国境を無くすということがこの時代のポップ・カルチャーのいちばん大きな部分だと思います。というのも新しいアーティストが受けている影響というのは、インターネットのおかげで、国境が非常に無くなってきている。例えば、J-POPがすごく好きなのですが、YouTubeが無ければ、こんなにたくさんのJ-POPを知ることができなかったと思います。

ポップ・カルチャーというものの可能性についてどう思いますか? 

PP:ポップ・カルチャーには非常に可能性を感じています。自分たちの世代はインターネットもありますし、新しいメディアの形も変わりつつある時代なのではないかと思います。そういったなかで、クリエイティヴィティというものにも新しいものが求められていて、新しいものが出てきている時代だと思うんです。音楽ひとつとっても、クリップも非常に大事ですし、ヴィジュアルも大事ですし。そういった意味で、音楽に対する新しいアプローチというものが求められる時代に生きていて、新しい音楽の歴史がはじまっているような気がします。ポップ・カルチャーはまだまだ新しい扉が開かれるのではないかと思っています。昨日、水曜日のカンパネラと一緒にクリップを録ったのですが、日本人の仕事を見ていると僕たちの20年は先を行っているように思いました。フランスではありえないような、新しいやり方、斬新なやり方がとられていて、まだまだこれから可能性があるんじゃないかなと思えたところでもあります。

ポップ・カルチャーが成しうる最良のことは何だと思いますか?

PP:国境を無くすということがこの時代のポップ・カルチャーのいちばん大きな部分だと思います。というのも新しいアーティストが受けている影響というのは、インターネットのおかげで、国境が非常に無くなってきている。例えば、J-POPがすごく好きなのですが、YouTubeが無ければ、こんなにたくさんのJ-POPを知ることができなかったと思います。そういう意味で、新しいものが生まれ、そしてそれがどんどん混ざっていき、ハイブリッドになっていくということが、ポップ・カルチャーが成しえるもっとも素晴らしいことのひとつだと思います。フランスのシーンをひとつとってもいろいろなスタイルを持ったアーティストそれぞれが自分のスタイルをすごく確立していて、それを前に出していくアーティストが増えているので、やはりポップ・カルチャーのハイブリッドさの成せる業だと思います。

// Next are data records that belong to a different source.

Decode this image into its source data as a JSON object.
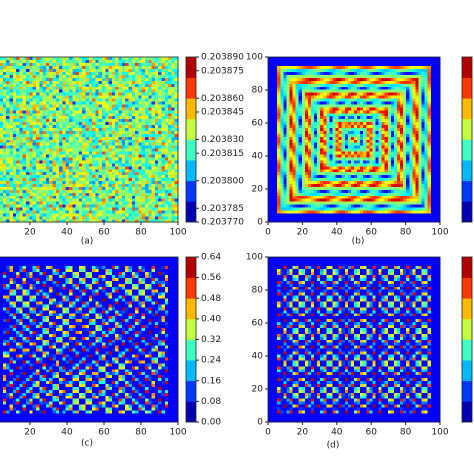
{
  "chart_data": [
    {
      "type": "heatmap",
      "caption": "(a)",
      "xlim": [
        0,
        100
      ],
      "ylim": [
        0,
        100
      ],
      "xticks": [
        20,
        40,
        60,
        80,
        100
      ],
      "colorbar": {
        "clim": [
          0.20377,
          0.20389
        ],
        "ticks": [
          {
            "value": 0.20377,
            "label": "0.203770"
          },
          {
            "value": 0.20378,
            "label": "0.203785"
          },
          {
            "value": 0.2038,
            "label": "0.203800"
          },
          {
            "value": 0.20382,
            "label": "0.203815"
          },
          {
            "value": 0.20383,
            "label": "0.203830"
          },
          {
            "value": 0.20385,
            "label": "0.203845"
          },
          {
            "value": 0.20386,
            "label": "0.203860"
          },
          {
            "value": 0.20388,
            "label": "0.203875"
          },
          {
            "value": 0.20389,
            "label": "0.203890"
          }
        ]
      }
    },
    {
      "type": "heatmap",
      "caption": "(b)",
      "xlim": [
        0,
        100
      ],
      "ylim": [
        0,
        100
      ],
      "xticks": [
        0,
        20,
        40,
        60,
        80,
        100
      ],
      "yticks": [
        0,
        20,
        40,
        60,
        80,
        100
      ]
    },
    {
      "type": "heatmap",
      "caption": "(c)",
      "xlim": [
        0,
        100
      ],
      "ylim": [
        0,
        100
      ],
      "xticks": [
        20,
        40,
        60,
        80,
        100
      ],
      "colorbar": {
        "clim": [
          0,
          0.64
        ],
        "ticks": [
          {
            "value": 0,
            "label": "0.00"
          },
          0.08,
          0.16,
          0.24,
          0.32,
          {
            "value": 0.4,
            "label": "0.40"
          },
          0.48,
          0.56,
          0.64
        ]
      }
    },
    {
      "type": "heatmap",
      "caption": "(d)",
      "xlim": [
        0,
        100
      ],
      "ylim": [
        0,
        100
      ],
      "xticks": [
        0,
        20,
        40,
        60,
        80,
        100
      ],
      "yticks": [
        0,
        20,
        40,
        60,
        80,
        100
      ]
    }
  ]
}
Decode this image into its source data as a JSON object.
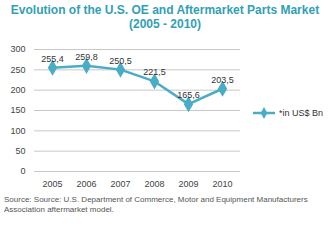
{
  "chart_data": {
    "type": "line",
    "title": "Evolution of the U.S. OE and Aftermarket Parts Market (2005 - 2010)",
    "categories": [
      "2005",
      "2006",
      "2007",
      "2008",
      "2009",
      "2010"
    ],
    "series": [
      {
        "name": "*in US$ Bn",
        "color": "#4bacc6",
        "marker": "diamond",
        "line_style": "solid",
        "values": [
          255.4,
          259.8,
          250.5,
          221.5,
          165.6,
          203.5
        ],
        "value_labels": [
          "255,4",
          "259,8",
          "250,5",
          "221,5",
          "165,6",
          "203,5"
        ]
      }
    ],
    "ylim": [
      0,
      300
    ],
    "yticks": [
      0,
      50,
      100,
      150,
      200,
      250,
      300
    ],
    "grid": true,
    "data_labels": true,
    "legend": "right",
    "annotations": [
      "Source: Source: U.S. Department of Commerce, Motor and Equipment Manufacturers Association aftermarket model."
    ]
  }
}
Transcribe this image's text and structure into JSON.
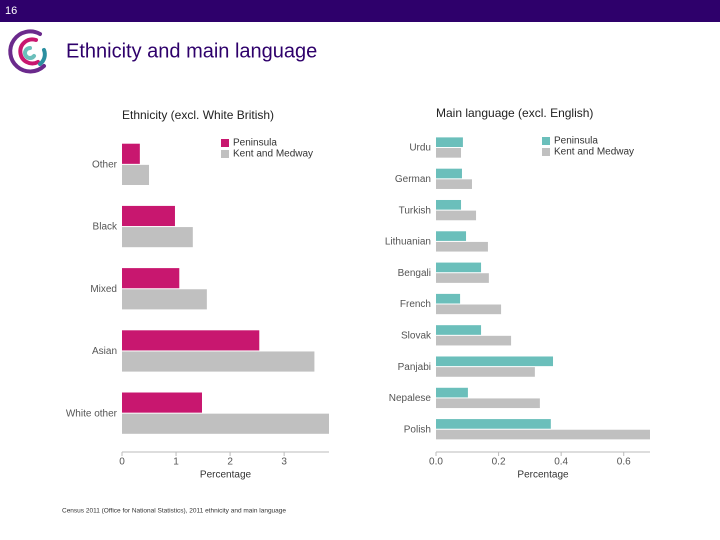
{
  "slide_number": "16",
  "title": "Ethnicity and main language",
  "source": "Census 2011 (Office for National Statistics), 2011 ethnicity and main language",
  "chart_data": [
    {
      "type": "hbar",
      "title": "Ethnicity (excl. White British)",
      "xlabel": "Percentage",
      "categories": [
        "Other",
        "Black",
        "Mixed",
        "Asian",
        "White other"
      ],
      "series": [
        {
          "name": "Peninsula",
          "color": "#c8176f",
          "values": [
            0.33,
            0.98,
            1.06,
            2.54,
            1.48
          ]
        },
        {
          "name": "Kent and Medway",
          "color": "#c0c0c0",
          "values": [
            0.5,
            1.31,
            1.57,
            3.56,
            3.83
          ]
        }
      ],
      "xlim": [
        0,
        3.83
      ],
      "xticks": [
        0,
        1,
        2,
        3
      ],
      "legend": "top-right"
    },
    {
      "type": "hbar",
      "title": "Main language (excl. English)",
      "xlabel": "Percentage",
      "categories": [
        "Urdu",
        "German",
        "Turkish",
        "Lithuanian",
        "Bengali",
        "French",
        "Slovak",
        "Panjabi",
        "Nepalese",
        "Polish"
      ],
      "series": [
        {
          "name": "Peninsula",
          "color": "#6bbfbb",
          "values": [
            0.086,
            0.083,
            0.08,
            0.096,
            0.144,
            0.077,
            0.144,
            0.374,
            0.102,
            0.367
          ]
        },
        {
          "name": "Kent and Medway",
          "color": "#c0c0c0",
          "values": [
            0.08,
            0.115,
            0.128,
            0.166,
            0.169,
            0.208,
            0.24,
            0.316,
            0.332,
            0.684
          ]
        }
      ],
      "xlim": [
        0,
        0.684
      ],
      "xticks": [
        {
          "value": 0,
          "label": "0.0"
        },
        0.2,
        0.4,
        0.6
      ],
      "legend": "top-right"
    }
  ]
}
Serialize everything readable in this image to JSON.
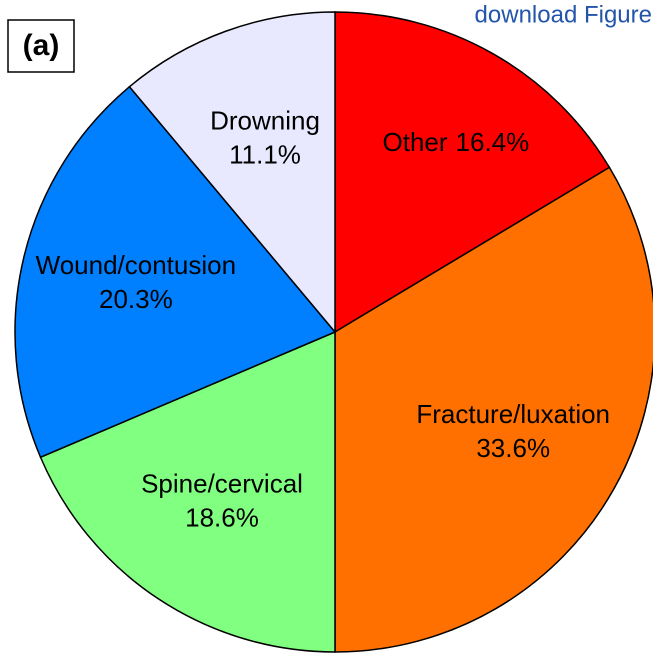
{
  "link": "download Figure",
  "chart_data": {
    "type": "pie",
    "panel_label": "(a)",
    "categories": [
      "Other",
      "Fracture/luxation",
      "Spine/cervical",
      "Wound/contusion",
      "Drowning"
    ],
    "values": [
      16.4,
      33.6,
      18.6,
      20.3,
      11.1
    ],
    "value_labels": [
      "16.4%",
      "33.6%",
      "18.6%",
      "20.3%",
      "11.1%"
    ],
    "colors": [
      "#ff0000",
      "#ff7000",
      "#80ff80",
      "#0080ff",
      "#e8e8ff"
    ],
    "start_angle": 0,
    "direction": "clockwise"
  }
}
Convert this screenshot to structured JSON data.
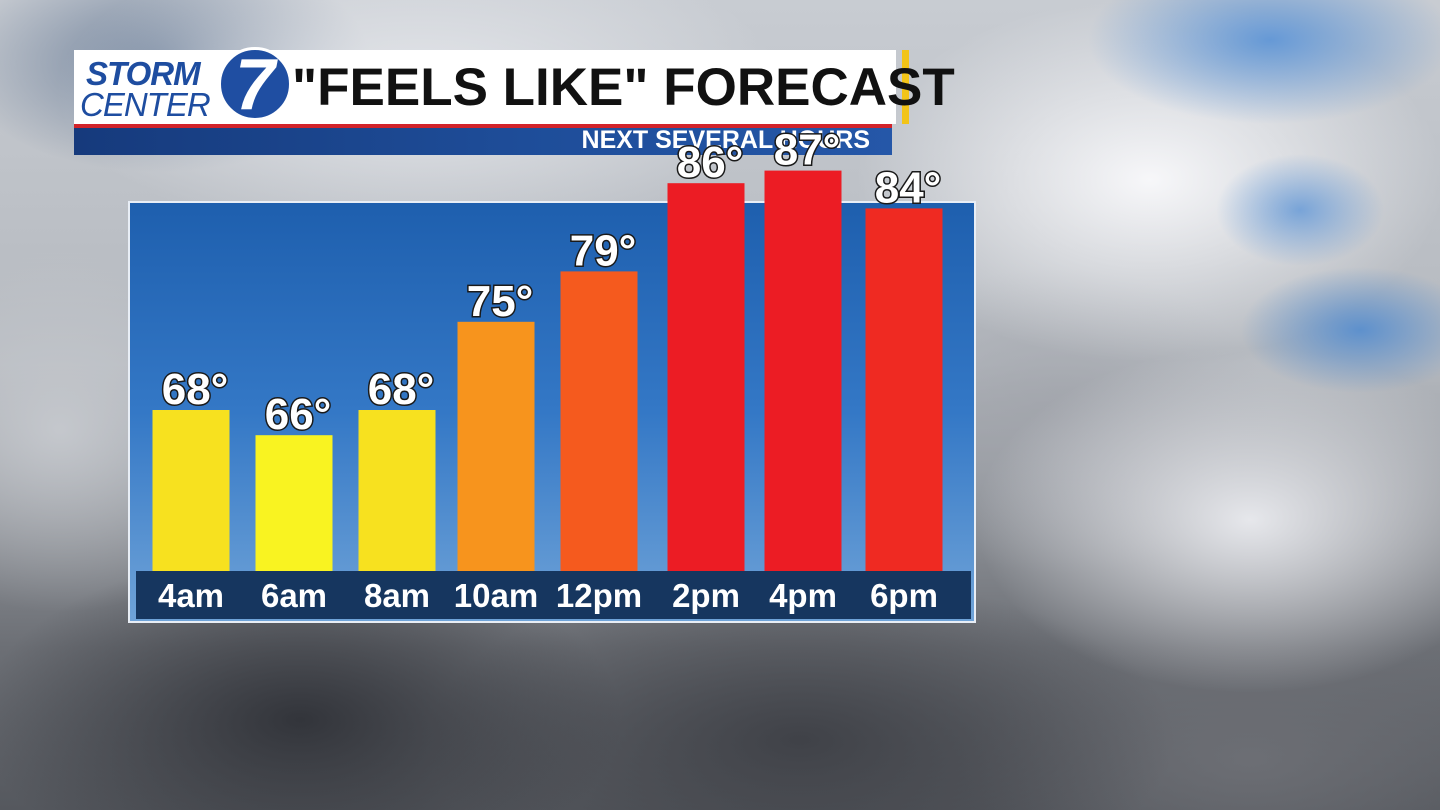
{
  "logo": {
    "line1": "STORM",
    "line2": "CENTER",
    "numeral": "7"
  },
  "header": {
    "title": "\"FEELS LIKE\" FORECAST",
    "subtitle": "NEXT SEVERAL HOURS"
  },
  "colors": {
    "yellow": "#f7e11f",
    "bright_yellow": "#f9f321",
    "orange": "#f7941d",
    "red_orange": "#f55a1e",
    "red": "#ec1c24",
    "panel_blue": "#2a6cbd",
    "strip_navy": "#16365f"
  },
  "chart_data": {
    "type": "bar",
    "categories": [
      "4am",
      "6am",
      "8am",
      "10am",
      "12pm",
      "2pm",
      "4pm",
      "6pm"
    ],
    "values": [
      68,
      66,
      68,
      75,
      79,
      86,
      87,
      84
    ],
    "value_labels": [
      "68°",
      "66°",
      "68°",
      "75°",
      "79°",
      "86°",
      "87°",
      "84°"
    ],
    "bar_colors": [
      "#f7e11f",
      "#f9f321",
      "#f7e11f",
      "#f7941d",
      "#f55a1e",
      "#ec1c24",
      "#ec1c24",
      "#ef2a22"
    ],
    "grid": false
  }
}
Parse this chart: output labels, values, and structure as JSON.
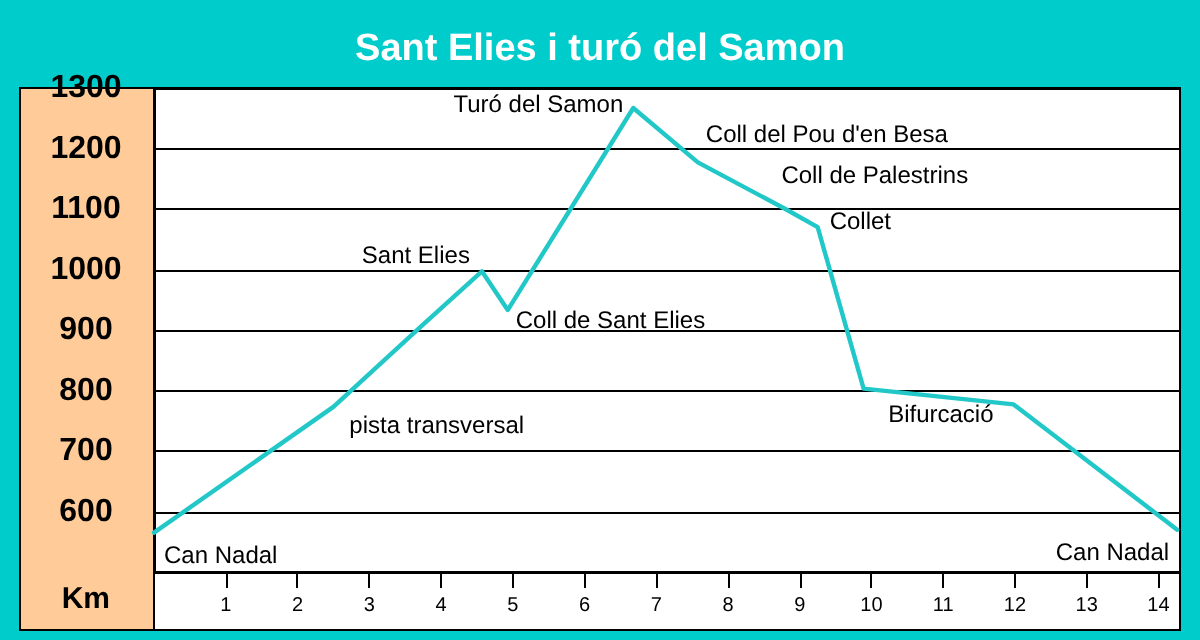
{
  "chart_data": {
    "type": "line",
    "title": "Sant Elies i turó del Samon",
    "xlabel": "Km",
    "x": [
      0,
      2.5,
      3.73,
      4.57,
      4.93,
      6.68,
      7.58,
      8.8,
      9.25,
      9.89,
      11.98,
      14.26
    ],
    "series": [
      {
        "color": "#22c8c8",
        "values": [
          565,
          773,
          907,
          997,
          933,
          1267,
          1177,
          1100,
          1070,
          803,
          777,
          570
        ]
      }
    ],
    "xlim": [
      0,
      14.3
    ],
    "xticks": [
      1,
      2,
      3,
      4,
      5,
      6,
      7,
      8,
      9,
      10,
      11,
      12,
      13,
      14
    ],
    "ylim": [
      500,
      1300
    ],
    "yticks": [
      600,
      700,
      800,
      900,
      1000,
      1100,
      1200,
      1300
    ],
    "grid": "y",
    "marker": "none",
    "line_style": "solid",
    "annotations": [
      {
        "text": "Can Nadal",
        "x": 0,
        "y": 565
      },
      {
        "text": "pista transversal",
        "x": 2.5,
        "y": 773
      },
      {
        "text": "Sant Elies",
        "x": 4.57,
        "y": 997
      },
      {
        "text": "Coll de Sant Elies",
        "x": 4.93,
        "y": 933
      },
      {
        "text": "Turó del Samon",
        "x": 6.68,
        "y": 1267
      },
      {
        "text": "Coll del Pou d'en Besa",
        "x": 7.58,
        "y": 1177
      },
      {
        "text": "Coll de Palestrins",
        "x": 8.8,
        "y": 1100
      },
      {
        "text": "Collet",
        "x": 9.25,
        "y": 1070
      },
      {
        "text": "Bifurcació",
        "x": 11.98,
        "y": 777
      },
      {
        "text": "Can Nadal",
        "x": 14.26,
        "y": 570
      }
    ]
  }
}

ちなみに、あなたをポップ・カルチャーの世界に引き入れた張本人は誰ですか? 

PP:圧倒的にプリンスですね。

フェイヴァリット・アルバムは?

PP:フェイヴァリット・アルバムというよりも、まず『パープル・レイン』という映画を自分のなかのいちばんのお気に入りで挙げたいです。映画からサントラとしての『パープル・レイン』というのがあって、映画とサントラというひとつの世界観が作られたという意味で、自分がそんなものを作ることができたら良いなと思える憧れの見本みたいな存在です。

さっきからJ-POPの話が出ていて、実際に今回の “プラネット・トウキョウ”と7曲目の “チェンバー・ホテル” にすごくJ-POPを感じました。この2曲はJ-POPですよね(笑)?

PP:本当におっしゃる通りです(笑)。日本の80年代のポップ・ミュージックの作られ方というものにすごく憧れを抱いています。日本のアーティストはすごく技術が高いというのがいちばんに言えることです。日本の80年代の音楽は、スタジオ・ミュージシャン、スタジオでの作業というものが、非常に高みにあがった時代なのではないかと思います。例えば、シンセにしても、ローランドやヤマハ、コルグ、そのあたりが日本で非常に発展した時代だと思っていて、日本はラボそのものなのではないかと思えます。もっとも新しいマシンがあって、もっとも新しい音があって、それになおかつテクニックと音楽的要素がちゃんと重なっている。そういう意味で、このアルバムのコンセプトになっているのが、80年代の日本の音楽であると思います。

あなたは80年代のJ-POP、日本の音楽を聴いて何を想像しますか?

PP:80年代の日本の音楽から連想させるものは、大きな喜びとポジティヴさだと思っています。それは自分にとって音楽をやる上ですごく大切なエモーションでもあります。要するに、ナイーヴとも言えるような善良さというものが、音楽から滲み出てくるというのが非常に自分の心を打つんですね。あとはジャズの影響というものもベースやギターのプレイに感じられます。例えば、アメリカのスティーリー・ダンみたいな感じで、英語で歌を歌ってみたり。そういう日本のアーティストのアプローチがすごく自分にも通じるところがあると思っていて、同じようなことを自分もフランス語でやっていると思うんです。例えば、YMOはクラフトワークのオリエンタル版だと思っているのですが、クラフトワークと違ってそこにすごく温かいもの、何かもっと人間的なものを感じます。『増殖』はラジオ仕様になっていたりとか、ジョークをつねに言っていたりとか。あのアルバムでのアプローチというのはすごい大好きです。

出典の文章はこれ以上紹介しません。